As emissões globais de metano associadas ao setor de combustíveis fósseis aumentaram em 2025 e permaneceram em níveis considerados “muito altos”, segundo relatório da Agência Internacional de Energia (AIE). De acordo com os dados divulgados no estudo Monitoramento Global de Metano, o setor de energia foi responsável pela emissão de 124 milhões de toneladas do gás no ano passado — alta em relação às 121 milhões de toneladas registradas em 2024.
O volume representa cerca de 35% de todas as emissões de metano causadas por atividades humanas, consolidando o setor de petróleo, gás e carvão mineral como um dos principais responsáveis pelo agravamento das mudanças climáticas.
Metano ganha centralidade no debate climático
Embora o dióxido de carbono (CO₂) continue sendo o principal gás de efeito estufa em volume acumulado, o metano passou a ocupar posição estratégica nas discussões climáticas devido ao seu alto potencial de aquecimento no curto prazo.
Especialistas apontam que o metano tem capacidade de aquecer a atmosfera muito mais rapidamente do que o CO₂ nas primeiras décadas após sua emissão, tornando sua redução uma das medidas mais eficazes para desacelerar o aquecimento global no curto prazo.
Vazamentos e queima lideram emissões
Segundo a AIE, grande parte das emissões do setor energético ocorre por vazamentos em operações de petróleo e gás natural, além da queima e liberação direta de gás durante processos industriais.

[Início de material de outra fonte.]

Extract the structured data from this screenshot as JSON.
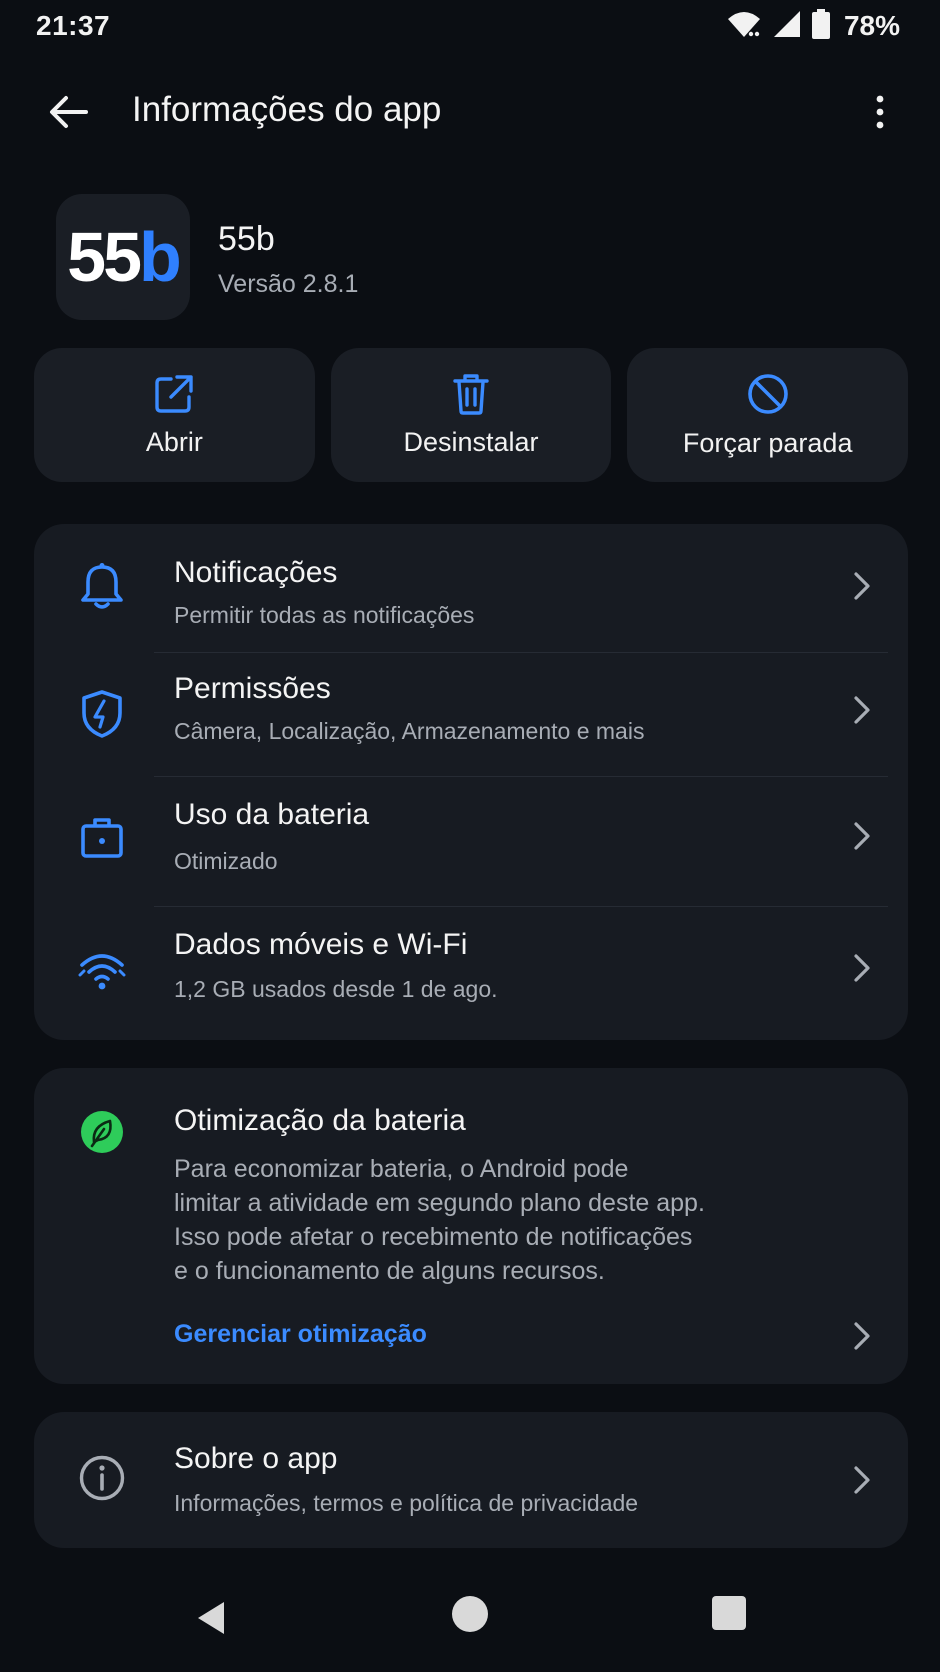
{
  "status_bar": {
    "time": "21:37",
    "battery_percent": "78%",
    "icons": [
      "wifi-icon",
      "signal-icon",
      "battery-icon"
    ]
  },
  "app_bar": {
    "title": "Informações do app",
    "back_icon": "arrow-left-icon",
    "more_icon": "more-vertical-icon"
  },
  "app": {
    "icon_text_number": "55",
    "icon_text_letter": "b",
    "name": "55b",
    "version": "Versão 2.8.1"
  },
  "actions": [
    {
      "label": "Abrir",
      "icon": "open-external-icon"
    },
    {
      "label": "Desinstalar",
      "icon": "trash-icon"
    },
    {
      "label": "Forçar parada",
      "icon": "block-icon"
    }
  ],
  "settings": [
    {
      "title": "Notificações",
      "subtitle": "Permitir todas as notificações",
      "icon": "bell-icon"
    },
    {
      "title": "Permissões",
      "subtitle": "Câmera, Localização, Armazenamento e mais",
      "icon": "shield-icon"
    },
    {
      "title": "Uso da bateria",
      "subtitle": "Otimizado",
      "icon": "briefcase-battery-icon"
    },
    {
      "title": "Dados móveis e Wi-Fi",
      "subtitle": "1,2 GB usados desde 1 de ago.",
      "icon": "wifi-data-icon"
    }
  ],
  "optimization": {
    "title": "Otimização da bateria",
    "body_lines": [
      "Para economizar bateria, o Android pode",
      "limitar a atividade em segundo plano deste app.",
      "Isso pode afetar o recebimento de notificações",
      "e o funcionamento de alguns recursos."
    ],
    "link": "Gerenciar otimização",
    "icon": "leaf-icon"
  },
  "about": {
    "title": "Sobre o app",
    "subtitle": "Informações, termos e política de privacidade",
    "icon": "info-icon"
  },
  "colors": {
    "background": "#0b0e13",
    "card": "#171b22",
    "accent_blue": "#2f80ff",
    "link_blue": "#3b8bff",
    "leaf_green": "#2ecc5a",
    "secondary_text": "#a8adb5"
  },
  "nav_bar": {
    "icons": [
      "nav-back-icon",
      "nav-home-icon",
      "nav-recents-icon"
    ]
  }
}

A China aparece como principal emissora do setor de combustíveis fósseis, seguida por Estados Unidos e Rússia, países que concentram grande parte da produção mundial de energia fóssil.
Além da exploração de petróleo e gás, a mineração de carvão também é apontada como importante fonte de emissão de metano.
Pressão sobre metas climáticas
O aumento das emissões ocorre em um momento de pressão internacional por aceleração da transição energética e redução do uso de combustíveis fósseis.
Nos últimos anos, países e empresas anunciaram compromissos de neutralidade de carbono, mas relatórios internacionais têm apontado dificuldades na redução efetiva das emissões associadas à produção energética.
A própria Agência Internacional de Energia já alertou anteriormente que boa parte das emissões de metano do setor poderia ser reduzida com tecnologias já disponíveis e de baixo custo.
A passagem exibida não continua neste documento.